Bien qu’écrit dans une Italie Moyenâgeuse et à l’usage d’un monarque, le Prince de Machiavel pourrait tout à fait constituer le parfait manuel de survie en politique pour la France d’aujourd’hui. Son chapitre XVIII notamment décrit, dans des termes à peine caricaturaux, l’attitude qu’adoptent nos gouvernants dans le seul but de se maintenir au pouvoir.
Car cessons d’être naïfs.
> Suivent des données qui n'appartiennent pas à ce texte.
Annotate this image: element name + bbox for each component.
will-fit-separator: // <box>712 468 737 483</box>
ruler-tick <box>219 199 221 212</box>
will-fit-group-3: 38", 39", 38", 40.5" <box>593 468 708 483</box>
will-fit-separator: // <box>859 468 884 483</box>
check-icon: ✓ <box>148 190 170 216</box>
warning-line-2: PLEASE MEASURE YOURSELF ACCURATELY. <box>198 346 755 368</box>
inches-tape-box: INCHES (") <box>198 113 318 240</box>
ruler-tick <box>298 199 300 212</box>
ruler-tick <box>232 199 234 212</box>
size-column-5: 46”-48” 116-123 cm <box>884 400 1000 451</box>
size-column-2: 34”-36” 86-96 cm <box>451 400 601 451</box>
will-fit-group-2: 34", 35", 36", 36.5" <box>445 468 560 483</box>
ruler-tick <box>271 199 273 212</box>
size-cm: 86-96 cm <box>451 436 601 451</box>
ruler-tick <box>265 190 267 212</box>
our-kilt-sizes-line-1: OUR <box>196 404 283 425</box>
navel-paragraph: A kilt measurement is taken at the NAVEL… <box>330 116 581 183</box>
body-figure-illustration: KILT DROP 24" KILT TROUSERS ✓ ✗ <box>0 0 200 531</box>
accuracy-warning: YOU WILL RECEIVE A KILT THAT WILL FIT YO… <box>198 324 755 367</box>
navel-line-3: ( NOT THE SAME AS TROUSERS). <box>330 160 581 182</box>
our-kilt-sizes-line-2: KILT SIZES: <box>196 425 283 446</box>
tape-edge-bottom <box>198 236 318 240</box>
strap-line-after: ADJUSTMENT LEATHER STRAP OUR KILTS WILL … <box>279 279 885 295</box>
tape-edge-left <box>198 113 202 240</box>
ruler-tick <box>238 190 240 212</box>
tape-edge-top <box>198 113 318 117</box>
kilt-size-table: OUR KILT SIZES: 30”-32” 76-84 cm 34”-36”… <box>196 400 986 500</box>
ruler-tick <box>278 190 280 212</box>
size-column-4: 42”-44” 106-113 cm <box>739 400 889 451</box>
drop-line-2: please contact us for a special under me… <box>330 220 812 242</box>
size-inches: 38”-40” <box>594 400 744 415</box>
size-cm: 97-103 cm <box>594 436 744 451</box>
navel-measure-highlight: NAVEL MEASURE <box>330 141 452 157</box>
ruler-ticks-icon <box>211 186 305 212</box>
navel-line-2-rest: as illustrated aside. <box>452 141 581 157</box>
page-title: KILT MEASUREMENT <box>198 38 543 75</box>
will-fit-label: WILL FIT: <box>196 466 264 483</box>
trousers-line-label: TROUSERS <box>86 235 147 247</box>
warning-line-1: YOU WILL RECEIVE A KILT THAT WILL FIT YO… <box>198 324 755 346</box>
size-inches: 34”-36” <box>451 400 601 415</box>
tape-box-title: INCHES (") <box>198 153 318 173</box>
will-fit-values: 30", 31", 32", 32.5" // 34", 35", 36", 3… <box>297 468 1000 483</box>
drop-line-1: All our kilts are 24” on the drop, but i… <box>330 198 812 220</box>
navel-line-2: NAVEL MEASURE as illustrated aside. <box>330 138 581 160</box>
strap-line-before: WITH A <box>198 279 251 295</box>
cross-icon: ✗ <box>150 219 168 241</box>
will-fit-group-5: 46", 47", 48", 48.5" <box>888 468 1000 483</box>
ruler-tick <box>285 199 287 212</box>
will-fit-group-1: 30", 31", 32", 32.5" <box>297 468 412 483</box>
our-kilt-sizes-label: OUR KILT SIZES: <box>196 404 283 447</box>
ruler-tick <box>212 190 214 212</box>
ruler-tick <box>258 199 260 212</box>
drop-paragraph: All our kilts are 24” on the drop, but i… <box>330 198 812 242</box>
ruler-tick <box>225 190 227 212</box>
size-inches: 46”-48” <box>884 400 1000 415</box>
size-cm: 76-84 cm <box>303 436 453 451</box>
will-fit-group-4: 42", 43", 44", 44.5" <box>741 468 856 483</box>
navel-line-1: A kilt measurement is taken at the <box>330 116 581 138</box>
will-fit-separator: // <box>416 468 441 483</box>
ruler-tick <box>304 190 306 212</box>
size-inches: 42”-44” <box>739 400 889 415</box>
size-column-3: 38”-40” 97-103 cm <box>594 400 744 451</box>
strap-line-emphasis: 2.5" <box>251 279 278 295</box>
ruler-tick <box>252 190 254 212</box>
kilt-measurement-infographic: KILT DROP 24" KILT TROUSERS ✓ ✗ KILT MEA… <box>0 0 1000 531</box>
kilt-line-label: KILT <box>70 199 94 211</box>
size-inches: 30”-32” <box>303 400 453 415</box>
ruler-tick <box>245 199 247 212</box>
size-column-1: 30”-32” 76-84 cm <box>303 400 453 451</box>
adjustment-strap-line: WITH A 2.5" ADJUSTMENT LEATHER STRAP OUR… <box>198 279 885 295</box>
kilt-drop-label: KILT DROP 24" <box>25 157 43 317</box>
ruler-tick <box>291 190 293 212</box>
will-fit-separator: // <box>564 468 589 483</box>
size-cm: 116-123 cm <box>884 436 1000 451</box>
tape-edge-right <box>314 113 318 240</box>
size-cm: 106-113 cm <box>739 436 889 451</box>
L’intérêt général est aussi étranger à l’homme politique que la gastronomie l’est aux États-Unis. La belle carrière est devenue une fin en soi, une raison d’être. Peu importe qu’elle se réalise dans l’espace public ou privé, au parti socialiste ou à l’UMP, dans une collectivité ou un super-marché. Le tout est de réussir ! Et si c’est en vendant des cigarettes ou du ketchup, cela reste toujours une réussite ! Le moyen est devenu une fin. La liberté, le bonheur sont devenus des objectifs secondaires, supplantés par l’orgueil, et la reconnaissance des pairs.
Lisons donc ensemble Le PRINCE de MACHIAVEL actualisé par
Chacun admet qu’un homme politique doit être fidèle à sa parole et agir en conséquence. Toutefois, force est de constater que de grandes choses ont été réalisées par des hommes politiques qui n’avaient que faire de la parole donnée et, en revanche, excellaient dans l’art de la ruse. Ces hommes politiques l’ont emporté sur ceux qui s’étaient fixés comme règle de conduite, la loyauté.
On peut s’imposer de deux manières : la loi ou la force. La première est propre à l’homme, la seconde est celle des bêtes.L’homme politique (qui veut durer) doit utiliser les deux. L’homme politique doit être mi-homme et mi-bête, et pour cette seconde moitié, il sera à la fois renard (rusé) et lion (suffisamment imposant pour éloigner la concurrence).
L’art de ne pas tenir ses promesses électorales
Un homme politique n’est pas tenu par ses promesses si leur accomplissement lui serait nuisible. Il pourra justifier cet écart en disant simplement que les conditions qui l’ont déterminé à promettre n’existent plus.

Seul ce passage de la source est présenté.